InfoQ : Que diriez-vous aux personnes qui sont sceptiques vis-à-vis des tests A/B ?

Dressler : Tout d'abord, je dirais qu'il est important de s'intéresser à l'expérimentation avec soin. Quand des sujets complexes d'ingénierie et de statistiques avancées se rencontrent, il devient facile de se tromper. Les faiblesses de votre processus de développement et de collecte de données seront soulignées en construisant des variations et des tests statistiques. L'A/B testing est un des outils à la puissance folle pour la recherche produit et requiert une expertise avancée et des changements potentiels dans votre culture. Il est fort probable que vous introduisiez des frictions.

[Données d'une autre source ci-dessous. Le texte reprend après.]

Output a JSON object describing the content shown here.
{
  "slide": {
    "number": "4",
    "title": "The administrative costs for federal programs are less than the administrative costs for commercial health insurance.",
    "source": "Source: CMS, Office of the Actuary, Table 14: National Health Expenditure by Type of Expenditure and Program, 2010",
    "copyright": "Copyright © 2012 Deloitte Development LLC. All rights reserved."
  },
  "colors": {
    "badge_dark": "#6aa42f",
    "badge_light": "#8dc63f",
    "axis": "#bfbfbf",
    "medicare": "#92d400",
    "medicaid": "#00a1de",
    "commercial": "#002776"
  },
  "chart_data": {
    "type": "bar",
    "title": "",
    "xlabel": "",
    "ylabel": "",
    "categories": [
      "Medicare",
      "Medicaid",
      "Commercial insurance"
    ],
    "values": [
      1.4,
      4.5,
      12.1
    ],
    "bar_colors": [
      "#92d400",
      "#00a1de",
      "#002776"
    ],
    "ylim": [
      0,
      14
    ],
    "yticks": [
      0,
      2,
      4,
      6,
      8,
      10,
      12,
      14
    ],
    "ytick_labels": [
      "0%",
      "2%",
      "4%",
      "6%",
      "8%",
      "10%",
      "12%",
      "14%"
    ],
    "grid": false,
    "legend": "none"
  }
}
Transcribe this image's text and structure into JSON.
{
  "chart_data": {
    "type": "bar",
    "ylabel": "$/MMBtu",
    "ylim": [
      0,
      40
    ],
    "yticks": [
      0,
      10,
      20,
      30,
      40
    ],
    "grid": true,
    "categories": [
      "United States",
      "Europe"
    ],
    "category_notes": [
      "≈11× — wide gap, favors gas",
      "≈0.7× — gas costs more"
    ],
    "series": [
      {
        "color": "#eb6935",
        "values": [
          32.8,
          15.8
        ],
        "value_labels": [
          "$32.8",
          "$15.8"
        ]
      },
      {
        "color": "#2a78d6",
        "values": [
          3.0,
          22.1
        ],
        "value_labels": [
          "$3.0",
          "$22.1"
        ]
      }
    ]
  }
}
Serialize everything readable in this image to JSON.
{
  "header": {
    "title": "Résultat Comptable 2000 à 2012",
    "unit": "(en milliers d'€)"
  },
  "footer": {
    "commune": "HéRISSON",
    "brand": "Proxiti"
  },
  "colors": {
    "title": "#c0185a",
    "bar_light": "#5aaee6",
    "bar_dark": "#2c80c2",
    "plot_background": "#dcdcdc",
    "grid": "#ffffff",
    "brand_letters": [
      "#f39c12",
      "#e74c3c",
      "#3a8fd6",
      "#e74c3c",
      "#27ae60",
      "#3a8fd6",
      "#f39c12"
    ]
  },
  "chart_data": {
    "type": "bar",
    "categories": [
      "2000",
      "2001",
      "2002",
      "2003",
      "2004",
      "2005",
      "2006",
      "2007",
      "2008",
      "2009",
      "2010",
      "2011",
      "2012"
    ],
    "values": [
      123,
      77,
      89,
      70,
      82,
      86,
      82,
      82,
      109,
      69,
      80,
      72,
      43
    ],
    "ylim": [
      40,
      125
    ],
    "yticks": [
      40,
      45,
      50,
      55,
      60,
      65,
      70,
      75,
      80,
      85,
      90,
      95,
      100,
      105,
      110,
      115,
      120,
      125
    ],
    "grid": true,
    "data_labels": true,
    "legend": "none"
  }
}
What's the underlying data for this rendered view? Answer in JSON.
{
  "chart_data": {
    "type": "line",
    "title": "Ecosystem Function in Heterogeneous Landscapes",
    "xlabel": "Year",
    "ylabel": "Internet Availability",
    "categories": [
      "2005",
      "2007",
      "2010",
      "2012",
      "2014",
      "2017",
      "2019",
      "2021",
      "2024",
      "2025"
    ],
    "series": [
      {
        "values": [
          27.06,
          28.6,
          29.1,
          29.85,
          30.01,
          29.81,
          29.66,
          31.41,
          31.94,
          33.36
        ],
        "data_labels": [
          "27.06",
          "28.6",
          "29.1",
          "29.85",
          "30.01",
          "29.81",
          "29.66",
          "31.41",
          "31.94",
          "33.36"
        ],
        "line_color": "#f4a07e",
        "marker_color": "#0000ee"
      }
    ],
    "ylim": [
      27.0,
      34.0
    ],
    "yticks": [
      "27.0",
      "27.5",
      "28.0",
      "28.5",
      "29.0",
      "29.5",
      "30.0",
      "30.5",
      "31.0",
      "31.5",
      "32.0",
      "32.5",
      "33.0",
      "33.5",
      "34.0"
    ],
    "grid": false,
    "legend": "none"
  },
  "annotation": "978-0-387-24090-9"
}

Cela posé, les expériences sont aussi d'une puissance incroyable et ouvre des tonnes de potentialité autre que la simple suppression de quelques clics. Si vous vous équipez intelligemment et conduisez des expériences futées, vous pouvez éviter de brûler des tonnes de ressources sur une mauvaise idée, découvrir des informations vitales plus tôt sur la manière de limiter le risque des grands projets ou faciliter l'innovation du bas vers le haut en testant beaucoup de petites idées et promouvoir celles qui ont un impact. Quant à la vitesse, considérez ceci : allez à 200 à l'heure n'est pas si rapide si vous allez dans la mauvaise direction.

J'encouragerais tout le monde à au moins essayer cela et avec des siècles de gestion d'expérimentations faussées et de mesures imparfaites, les sciences nous proposent quelques bonnes techniques : refaire les tests et vérifier si les résultats sont reproductibles, accompagner l'émergence d'une communauté qui valide le travail de chacun et continuer à itérer sur les pratiques et les instruments sous-jacents. Et le plus important, être conscient que la certitude absolue n'existe pas. Prendre des décisions avec une information imparfaite sera toujours le travail d'un responsable de produit, et les expériences ne sont rien de plus qu'un outil plus ou moins puissant pour aider dans ce travail.